Spanish Poetry: Masterpieces from Machado to Aleixandre

**Antonio Machado**

And not really pain, I know: expresses the deep anguish that torments him and manifests an unknown origin.

It’s Spain, charanga and tambourine (The Ephemeral Morning): describes society critically in early 20th-century Spain.

An evening, gray and cold (Childhood Memory): over time, a lost time that is located in childhood.

The afternoon is dying (Field): dialogue of the poet with elements of nature that become clues to the melancholic state of the decadent soul.

Memories of my childhood are a yard in Seville (Portrait): describes his origins, personality, disposition for love, alienation from modernism, his loneliness, and his taciturn character, always blissful.

Who pays me this staircase? (The Arrow): expresses his longing for God, a living, miraculous God.

Walker, your footprints are the path (Proverb and Song XXIX): the way, over time.

How good it is to know the vessel: existential concerns.

Palace, good friend (To Jose Maria Palacio): admiration for the friend, so longingly, like Leonor.

One morning in April was smiling: identification of the poet with the elements of nature.

**Juan Ramon Jimenez**

The evening is falling, sad mystery (Sleepy): decadent.

My soul’s sister is from heaven: twilight landscape and dreams.

Brother of my soul! Oh, yellow rose: perceives something unspeakable with poetic language but that points to the essence of reality.

Water bird (Sad Ballad of the Water Bird): constant dialogue with nature, in which the poet’s inner torments are projected and routed to pantheism.

Plenitude of today is: the search for the exact word that allows approaching the essence of things.

Ay, laugh: desire to merge with the essence of nature.

Eternity, beauty: a desire to merge with eternity.

The gods had more substance: presenting his conscience as an element of unity that gives meaning to the world.

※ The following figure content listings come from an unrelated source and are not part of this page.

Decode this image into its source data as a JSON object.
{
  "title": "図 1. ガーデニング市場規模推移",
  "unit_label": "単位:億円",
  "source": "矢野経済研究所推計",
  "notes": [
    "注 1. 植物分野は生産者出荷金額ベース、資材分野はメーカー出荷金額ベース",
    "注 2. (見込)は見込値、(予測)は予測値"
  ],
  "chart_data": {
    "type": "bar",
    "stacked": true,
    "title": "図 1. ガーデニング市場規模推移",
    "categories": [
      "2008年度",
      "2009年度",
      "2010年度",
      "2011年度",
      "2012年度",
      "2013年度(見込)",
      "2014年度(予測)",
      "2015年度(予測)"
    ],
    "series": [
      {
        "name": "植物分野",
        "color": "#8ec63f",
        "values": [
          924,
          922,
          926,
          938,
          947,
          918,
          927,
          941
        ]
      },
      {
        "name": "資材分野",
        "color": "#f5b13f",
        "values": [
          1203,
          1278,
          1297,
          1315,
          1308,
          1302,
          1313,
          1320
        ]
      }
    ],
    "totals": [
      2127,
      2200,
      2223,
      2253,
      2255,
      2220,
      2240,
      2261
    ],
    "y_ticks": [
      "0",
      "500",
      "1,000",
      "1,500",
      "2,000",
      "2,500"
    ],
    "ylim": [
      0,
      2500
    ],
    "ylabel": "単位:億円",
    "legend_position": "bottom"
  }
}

If I, for you, had created a world for you: his desire for divinity and eternity grows.

**Luis Cernuda**

The breeze is recent: the contrast between foreign realities and the closed world of the poet.

Did not speak a word: obsessive concern for the image of desire.

Go back to the closed garden (Old Garden): mixes the sensual with reflective memory and nostalgia.

Casts light shade (Andalusian): nostalgia for his land.

Again? Return to what you have (Pilgrim): no intention of returning home.

**Federico Garcia Lorca**

My oppressed heart (Alba): pessimism and indifference.

Guadalquivir River (Ballad of the Three Rivers): comparison between two Andalusian rivers.

The moon came to the forge (Romance of the Moon, Moon): death of a gypsy child at full moon.

I’m scared to lose the wonder (Sonnet of the Sweet Complaint): bitterness of unrequited love.

The dawn of New York has (Dawn): contrast between modernity and nature.

**Rafael Alberti**

The sea. The sea: nostalgia for the sea of Cadiz.

Where the wind, undaunted, rebels (Madrigal to the Tram Ticket): influence of Gongora that he transfers to modern times.

No one understood the secret night (The College Angels): raises the value of what was really learned at the Jesuit school in Santa Maria.

I left for you my woods, my lost (What I Left for You): homesickness for paradise lost.

Today the clouds brought me (Song 8): homesickness and a glimpse of Cadiz, his people.

**Vicente Aleixandre**

You came and you went softly (Adolescence): pure poetry.

That happy body flowing in my hands (Drive It) / It wanted: sensual cut, report on a love that hurts the heart of the poet.

Do not forget, early (Kisses): a masterpiece of singing to the essential, the elements of nature, and the contrast of the reality of the poet with love always in the background.

If you see my eyes (Paradise City): beautiful portrait of the city of Malaga, his particular paradise.